Sculpting Rome’s Waters: The Rio de la Plata

Kerry Longbottom

Fig. 17. The Rio de la Plata
Gianlorenzo Bernini, detail of “Fountain of the Four Rivers,” 1648-1651, Rome, Piazza Navona (source — Artstor)

The Rio de la Plata, representing America, is identified by the coins beneath it, which refer to the riches brought from the colonies.[1]  It is accompanied by a somewhat oddly-rendered armadillo, described by Domenico as “an animal of the Indies” and probably only known to Gianlorenzo through drawings (fig. 18).[2]  The figure of the Rio de la Plata deviates from the classical appearance of the other figures with regard to its physiognomy, which identifies the figure as being from West Africa rather than from America.[3]

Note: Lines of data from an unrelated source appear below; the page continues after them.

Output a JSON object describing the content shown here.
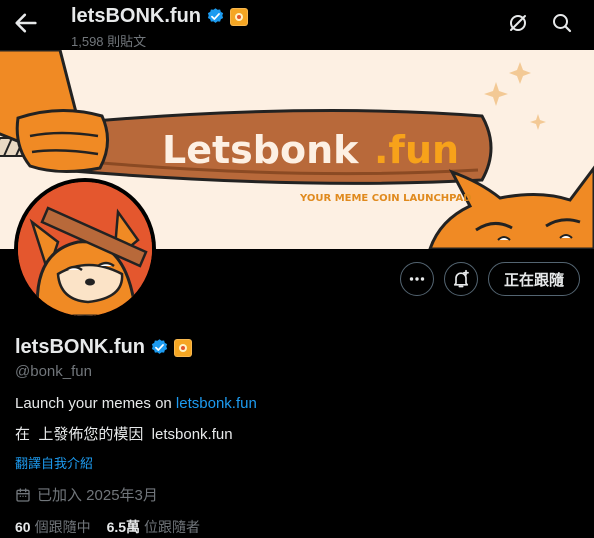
{
  "header": {
    "title": "letsBONK.fun",
    "post_count": "1,598 則貼文"
  },
  "banner": {
    "brand_main": "Letsbonk",
    "brand_tld": ".fun",
    "tagline": "YOUR MEME COIN LAUNCHPAD"
  },
  "actions": {
    "follow_label": "正在跟隨"
  },
  "profile": {
    "name": "letsBONK.fun",
    "handle": "@bonk_fun",
    "bio_line1_prefix": "Launch your memes on ",
    "bio_line1_link": "letsbonk.fun",
    "bio_line2": "在  上發佈您的模因  letsbonk.fun",
    "translate_label": "翻譯自我介紹",
    "joined": "已加入 2025年3月"
  },
  "stats": {
    "following_count": "60",
    "following_label": "個跟隨中",
    "followers_count": "6.5萬",
    "followers_label": "位跟隨者"
  },
  "colors": {
    "accent": "#1d9bf0",
    "verified": "#1d9bf0",
    "affiliate": "#f5a623",
    "banner_bg": "#fdf0e3",
    "bat": "#b8693a",
    "dog": "#f08a24"
  }
}
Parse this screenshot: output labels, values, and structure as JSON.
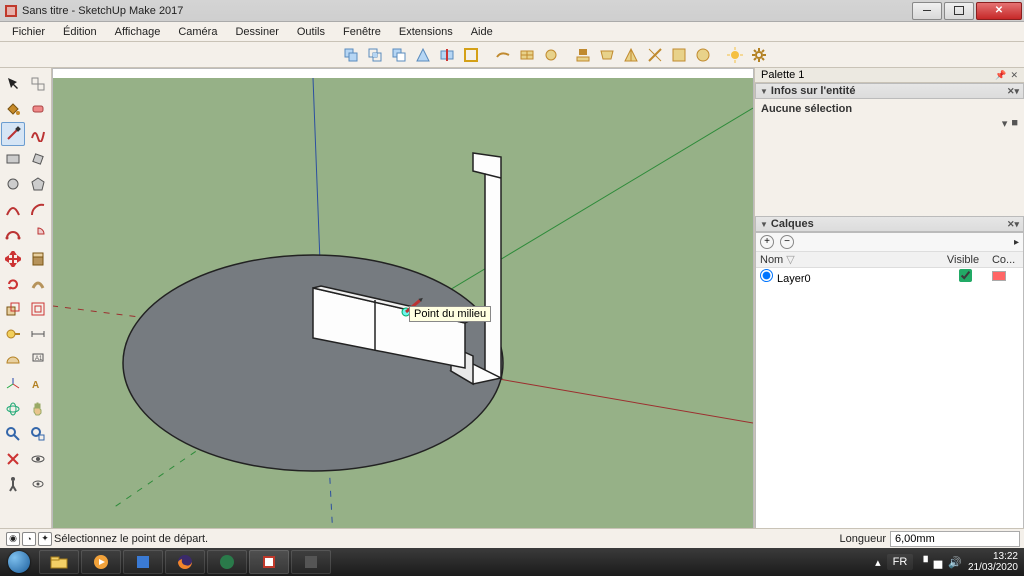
{
  "window": {
    "title": "Sans titre - SketchUp Make 2017"
  },
  "menu": {
    "items": [
      "Fichier",
      "Édition",
      "Affichage",
      "Caméra",
      "Dessiner",
      "Outils",
      "Fenêtre",
      "Extensions",
      "Aide"
    ]
  },
  "tooltip": {
    "text": "Point du milieu"
  },
  "palette": {
    "tab": "Palette 1",
    "entity_section": "Infos sur l'entité",
    "entity_status": "Aucune sélection",
    "layers_section": "Calques",
    "layers_columns": {
      "name": "Nom",
      "visible": "Visible",
      "color": "Co..."
    },
    "layers": [
      {
        "name": "Layer0",
        "visible": true,
        "color": "#ff6b6b",
        "active": true
      }
    ]
  },
  "status": {
    "hint": "Sélectionnez le point de départ.",
    "measure_label": "Longueur",
    "measure_value": "6,00mm"
  },
  "taskbar": {
    "lang": "FR",
    "time": "13:22",
    "date": "21/03/2020"
  }
}
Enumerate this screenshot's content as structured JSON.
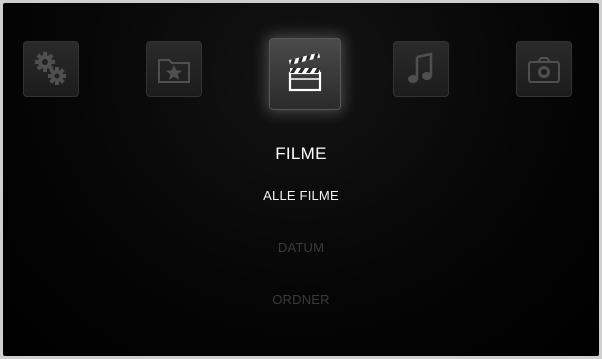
{
  "nav": {
    "items": [
      {
        "id": "settings",
        "icon": "gears-icon",
        "active": false
      },
      {
        "id": "favorites",
        "icon": "star-folder-icon",
        "active": false
      },
      {
        "id": "movies",
        "icon": "clapperboard-icon",
        "active": true
      },
      {
        "id": "music",
        "icon": "music-note-icon",
        "active": false
      },
      {
        "id": "photos",
        "icon": "camera-icon",
        "active": false
      }
    ]
  },
  "section": {
    "title": "FILME"
  },
  "menu": {
    "items": [
      {
        "label": "ALLE FILME",
        "selected": true
      },
      {
        "label": "DATUM",
        "selected": false
      },
      {
        "label": "ORDNER",
        "selected": false
      }
    ]
  },
  "colors": {
    "background": "#000000",
    "text_active": "#ffffff",
    "text_dim": "#3a3a3a",
    "icon_inactive": "#4d4d4d",
    "icon_active": "#ffffff"
  }
}
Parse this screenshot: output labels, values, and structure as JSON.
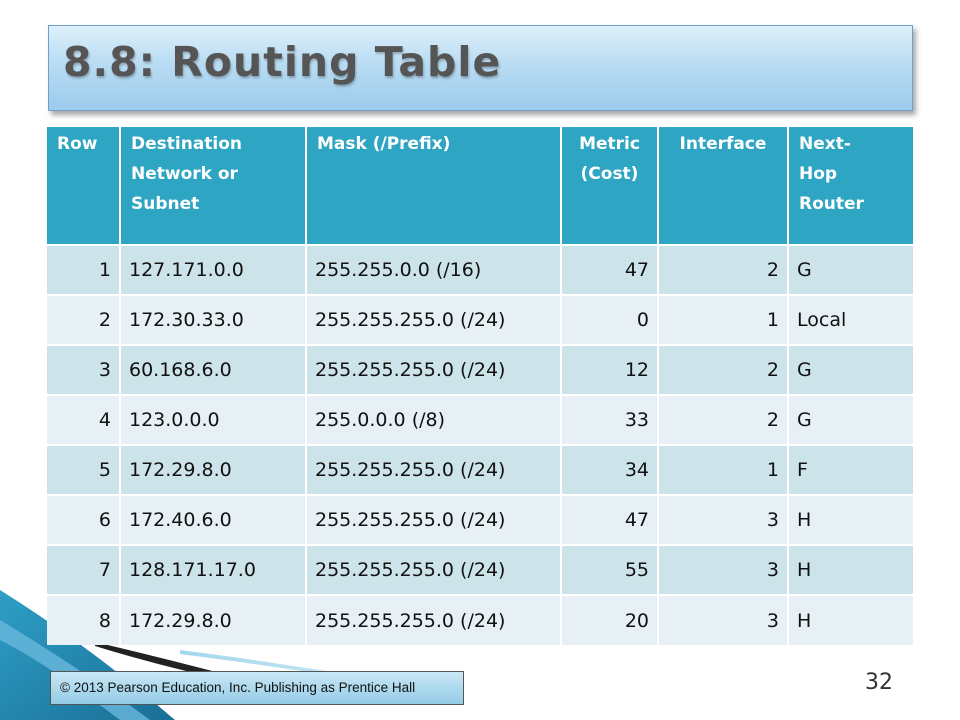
{
  "slide": {
    "title": "8.8: Routing Table",
    "page_number": "32",
    "copyright": "© 2013 Pearson Education, Inc.  Publishing as Prentice Hall"
  },
  "table": {
    "headers": {
      "row": "Row",
      "destination_line1": "Destination",
      "destination_line2": "Network or",
      "destination_line3": "Subnet",
      "mask": "Mask (/Prefix)",
      "metric_line1": "Metric",
      "metric_line2": "(Cost)",
      "interface": "Interface",
      "nexthop_line1": "Next-",
      "nexthop_line2": "Hop",
      "nexthop_line3": "Router"
    },
    "rows": [
      {
        "row": "1",
        "destination": "127.171.0.0",
        "mask": "255.255.0.0  (/16)",
        "metric": "47",
        "interface": "2",
        "next_hop": "G"
      },
      {
        "row": "2",
        "destination": "172.30.33.0",
        "mask": "255.255.255.0 (/24)",
        "metric": "0",
        "interface": "1",
        "next_hop": "Local"
      },
      {
        "row": "3",
        "destination": "60.168.6.0",
        "mask": "255.255.255.0 (/24)",
        "metric": "12",
        "interface": "2",
        "next_hop": "G"
      },
      {
        "row": "4",
        "destination": "123.0.0.0",
        "mask": "255.0.0.0 (/8)",
        "metric": "33",
        "interface": "2",
        "next_hop": "G"
      },
      {
        "row": "5",
        "destination": "172.29.8.0",
        "mask": "255.255.255.0 (/24)",
        "metric": "34",
        "interface": "1",
        "next_hop": "F"
      },
      {
        "row": "6",
        "destination": "172.40.6.0",
        "mask": "255.255.255.0 (/24)",
        "metric": "47",
        "interface": "3",
        "next_hop": "H"
      },
      {
        "row": "7",
        "destination": "128.171.17.0",
        "mask": "255.255.255.0 (/24)",
        "metric": "55",
        "interface": "3",
        "next_hop": "H"
      },
      {
        "row": "8",
        "destination": "172.29.8.0",
        "mask": "255.255.255.0 (/24)",
        "metric": "20",
        "interface": "3",
        "next_hop": "H"
      }
    ]
  },
  "colors": {
    "header_bg": "#2fa5c4",
    "row_odd_bg": "#cde3ea",
    "row_even_bg": "#e7f1f5",
    "title_gradient_top": "#dff0fb",
    "title_gradient_bottom": "#9ccbec"
  }
}
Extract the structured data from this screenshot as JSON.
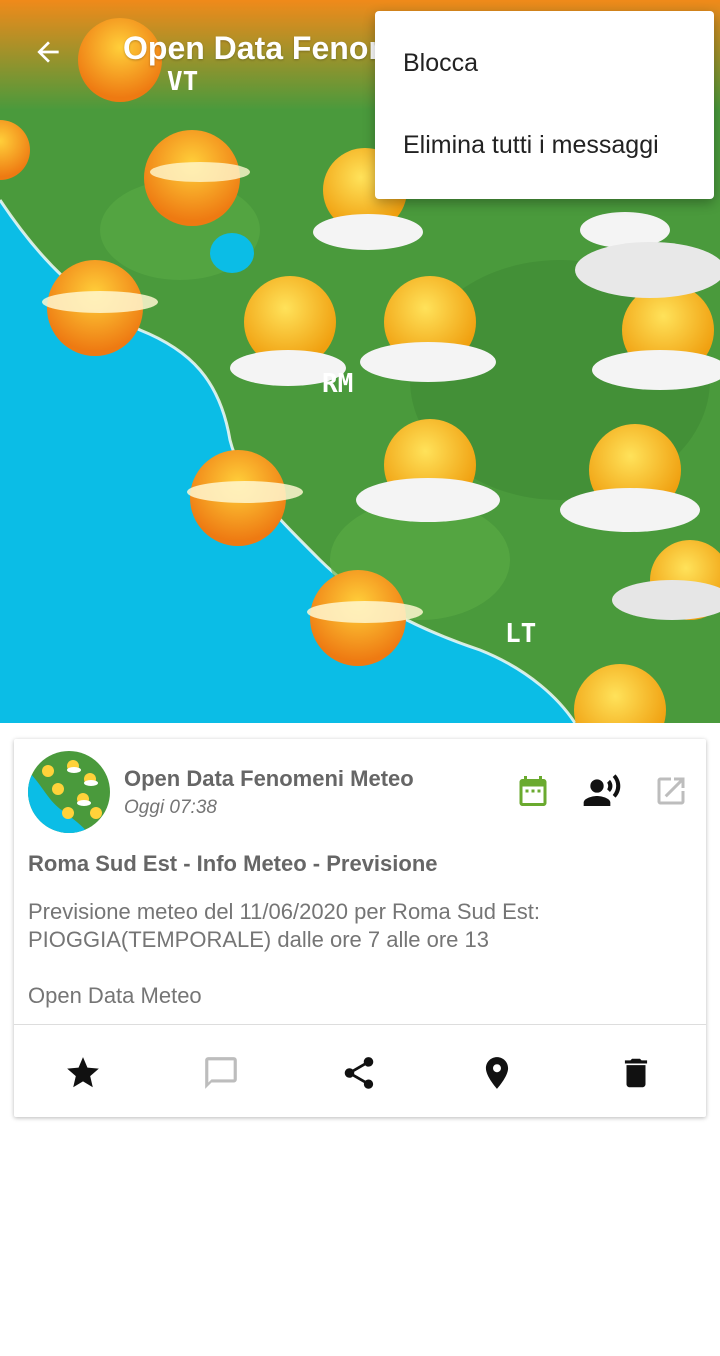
{
  "header": {
    "title": "Open Data Fenomeni Meteo",
    "back_icon": "arrow-left-icon"
  },
  "overflow_menu": {
    "items": [
      {
        "label": "Blocca"
      },
      {
        "label": "Elimina tutti i messaggi"
      }
    ]
  },
  "map": {
    "labels": [
      "VT",
      "RM",
      "LT"
    ]
  },
  "message_card": {
    "sender": "Open Data Fenomeni Meteo",
    "time": "Oggi 07:38",
    "title": "Roma Sud Est - Info Meteo - Previsione",
    "body": "Previsione meteo del 11/06/2020 per Roma Sud Est: PIOGGIA(TEMPORALE) dalle ore 7 alle ore 13",
    "source": "Open Data Meteo",
    "header_icons": [
      "calendar-icon",
      "speak-icon",
      "open-external-icon"
    ],
    "actions": [
      "star-icon",
      "comment-icon",
      "share-icon",
      "location-pin-icon",
      "delete-icon"
    ]
  },
  "colors": {
    "accent_green": "#6aaa2f",
    "sea": "#0bbde6",
    "land": "#4a9a3c",
    "header_orange": "#f08a1a"
  }
}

Fig. 18. Bernini’s armadillo.
Gianlorenzo Bernini, detail of “Fountain of the Four Rivers,” 1648-1651, Rome, Piazza Navona (source — Sarah Benson)

Bernini’s reason for depicting the Rio de la Plata as a Moor is most likely that he is identifying the continent with the slaves brought from West Africa to perform the hard labor required by its mines and plantations.  The slave identification is further alluded to by the band on the figure’s leg, which at first glance looks like a further symbol of riches but also recalls the bonds of slavery.[4]  During his pontificate Innocent X supported a network of Jesuit missionaries who saw the slaves in Spanish America as a great pool of potential converts, and it was at the suggestion of the Pope that Alonso de Ovalle published his account of African slaves in Spanish America, titled Historical Relation of the Spanish Kingdom of Chile, in 1646.[5]  Bernini’s depiction of the Rio de la Plata, therefore, probably represents the conversion of an African slave in America, as (unlike the Ganges and the Nile) it is looking directly at the obelisk.  The figure seems to be reacting in fear, however, which suggests that Bernini may be sympathizing with the suffering of the slaves at the hands of their Catholic masters.


[1] Bernini, Life, 163.

[2] Bernini, Life, 163.

[3] Rose Marie San Juan, “The Transformation of the Rio de la Plata and Bernini’s Fountain of the Four Rivers in Rome,” Representations 118, no. 1 (2012): 78.

[4] San Juan, “Transformation,” 80.

[5] San Juan, “Transformation,” 72-73.